Attempted to write it out as CSV with slightly different options ("quote everything"), and it's half done after an hour.  About 2/3 done after an hour and a half. Progress continues. Calc is in the "greyed out" state, not processing mouse clicks. 

Since this is on Linux, it doesn't affect other processes much, and I'm letting this run to see if it finishes. It's not hung; the progress bar advances slowly. 

CPU utilization 100% of 1 CPU. Very little disk I/O. Memory not full. Not thrashing. Very little I/O, maybe one disk write every 10 seconds.

This looks like there's something in writing out a CSV file that's worse than O(1), so it chokes on large files.  Somebody with a debug build should profile this while writing out a large CSV file and see where it's spending all the CPU time.

Ubuntu 16.04LTS x64 8GB.  
Calc version: libreoffice-calc 1:5.1.6-rc2.0ubuntu1-xenial2
Comment 15 John Nagle 2017-08-19 20:50:06 UTC
Update: after over 2 hours, the writing of the CSV file finished.
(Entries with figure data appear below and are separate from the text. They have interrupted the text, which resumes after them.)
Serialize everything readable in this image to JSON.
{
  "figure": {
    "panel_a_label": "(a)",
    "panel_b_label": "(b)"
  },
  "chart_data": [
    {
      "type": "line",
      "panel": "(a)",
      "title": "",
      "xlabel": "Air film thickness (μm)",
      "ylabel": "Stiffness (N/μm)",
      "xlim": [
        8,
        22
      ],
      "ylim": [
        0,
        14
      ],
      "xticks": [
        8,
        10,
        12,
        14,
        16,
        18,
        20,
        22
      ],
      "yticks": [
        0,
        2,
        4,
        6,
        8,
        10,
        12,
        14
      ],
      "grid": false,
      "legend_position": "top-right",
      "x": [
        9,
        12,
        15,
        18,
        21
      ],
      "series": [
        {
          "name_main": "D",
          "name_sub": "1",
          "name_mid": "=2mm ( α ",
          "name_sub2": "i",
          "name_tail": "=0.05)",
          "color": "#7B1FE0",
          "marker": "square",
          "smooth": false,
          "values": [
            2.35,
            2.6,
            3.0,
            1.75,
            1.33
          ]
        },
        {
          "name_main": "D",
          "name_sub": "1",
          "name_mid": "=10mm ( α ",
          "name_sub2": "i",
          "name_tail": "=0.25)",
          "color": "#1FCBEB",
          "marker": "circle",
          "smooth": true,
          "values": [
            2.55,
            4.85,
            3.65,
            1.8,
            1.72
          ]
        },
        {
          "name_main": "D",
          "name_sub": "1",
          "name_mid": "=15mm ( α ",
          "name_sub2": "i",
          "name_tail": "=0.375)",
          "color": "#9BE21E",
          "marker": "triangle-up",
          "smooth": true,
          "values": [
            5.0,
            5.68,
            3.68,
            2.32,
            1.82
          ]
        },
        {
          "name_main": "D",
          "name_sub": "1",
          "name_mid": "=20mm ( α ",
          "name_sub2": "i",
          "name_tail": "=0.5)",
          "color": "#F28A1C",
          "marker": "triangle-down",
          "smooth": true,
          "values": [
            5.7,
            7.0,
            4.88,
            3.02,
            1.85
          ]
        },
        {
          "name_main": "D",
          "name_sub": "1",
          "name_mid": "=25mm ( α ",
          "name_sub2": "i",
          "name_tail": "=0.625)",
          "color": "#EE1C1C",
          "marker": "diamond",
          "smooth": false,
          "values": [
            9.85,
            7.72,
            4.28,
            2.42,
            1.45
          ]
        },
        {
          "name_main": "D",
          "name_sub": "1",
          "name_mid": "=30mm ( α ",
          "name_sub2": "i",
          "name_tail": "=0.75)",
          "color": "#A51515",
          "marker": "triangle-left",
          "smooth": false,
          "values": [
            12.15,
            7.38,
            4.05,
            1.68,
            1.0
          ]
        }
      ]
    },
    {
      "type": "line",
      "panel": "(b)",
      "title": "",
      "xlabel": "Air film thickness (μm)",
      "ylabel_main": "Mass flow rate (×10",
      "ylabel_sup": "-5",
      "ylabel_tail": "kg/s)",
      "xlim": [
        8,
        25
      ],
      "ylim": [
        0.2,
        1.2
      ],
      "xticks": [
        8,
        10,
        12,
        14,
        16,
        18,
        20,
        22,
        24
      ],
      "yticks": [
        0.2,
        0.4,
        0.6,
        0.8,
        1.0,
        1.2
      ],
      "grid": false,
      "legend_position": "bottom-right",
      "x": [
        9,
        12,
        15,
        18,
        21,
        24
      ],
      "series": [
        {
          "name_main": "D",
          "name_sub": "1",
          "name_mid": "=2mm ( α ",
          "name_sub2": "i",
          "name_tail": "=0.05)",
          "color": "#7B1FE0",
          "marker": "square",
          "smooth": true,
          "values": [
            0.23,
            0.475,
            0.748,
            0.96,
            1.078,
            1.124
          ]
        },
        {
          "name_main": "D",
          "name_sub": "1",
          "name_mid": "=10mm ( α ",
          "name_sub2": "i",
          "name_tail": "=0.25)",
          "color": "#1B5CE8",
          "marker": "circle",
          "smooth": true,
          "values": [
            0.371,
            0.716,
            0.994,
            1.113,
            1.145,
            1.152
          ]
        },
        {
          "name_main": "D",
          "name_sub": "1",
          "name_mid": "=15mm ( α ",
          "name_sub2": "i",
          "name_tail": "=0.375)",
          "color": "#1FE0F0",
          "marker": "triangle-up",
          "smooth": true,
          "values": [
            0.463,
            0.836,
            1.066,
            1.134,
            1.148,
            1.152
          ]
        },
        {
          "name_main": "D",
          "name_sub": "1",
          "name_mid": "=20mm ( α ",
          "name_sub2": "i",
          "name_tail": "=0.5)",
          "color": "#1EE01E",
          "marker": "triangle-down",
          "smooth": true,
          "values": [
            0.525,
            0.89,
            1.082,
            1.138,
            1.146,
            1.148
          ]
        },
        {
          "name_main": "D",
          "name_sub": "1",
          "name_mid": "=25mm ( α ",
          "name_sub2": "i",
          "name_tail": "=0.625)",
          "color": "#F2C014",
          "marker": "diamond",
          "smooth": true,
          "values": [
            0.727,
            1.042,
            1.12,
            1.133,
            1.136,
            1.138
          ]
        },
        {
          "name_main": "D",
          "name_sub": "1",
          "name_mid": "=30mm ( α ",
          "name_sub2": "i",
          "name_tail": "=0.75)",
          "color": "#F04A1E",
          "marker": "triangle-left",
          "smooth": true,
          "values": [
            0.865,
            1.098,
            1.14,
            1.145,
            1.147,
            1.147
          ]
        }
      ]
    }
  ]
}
The output file is valid. Calc is back to its normal operating state.

Strongly suggest profiling and looking for something that's O(N^2) in file exporting.
Comment 16 John Nagle 2017-08-19 20:57:42 UTC
File load time for 233MB file is only 30 seconds. Scrolling around in the file works fine.  It's only "Save" that's slow.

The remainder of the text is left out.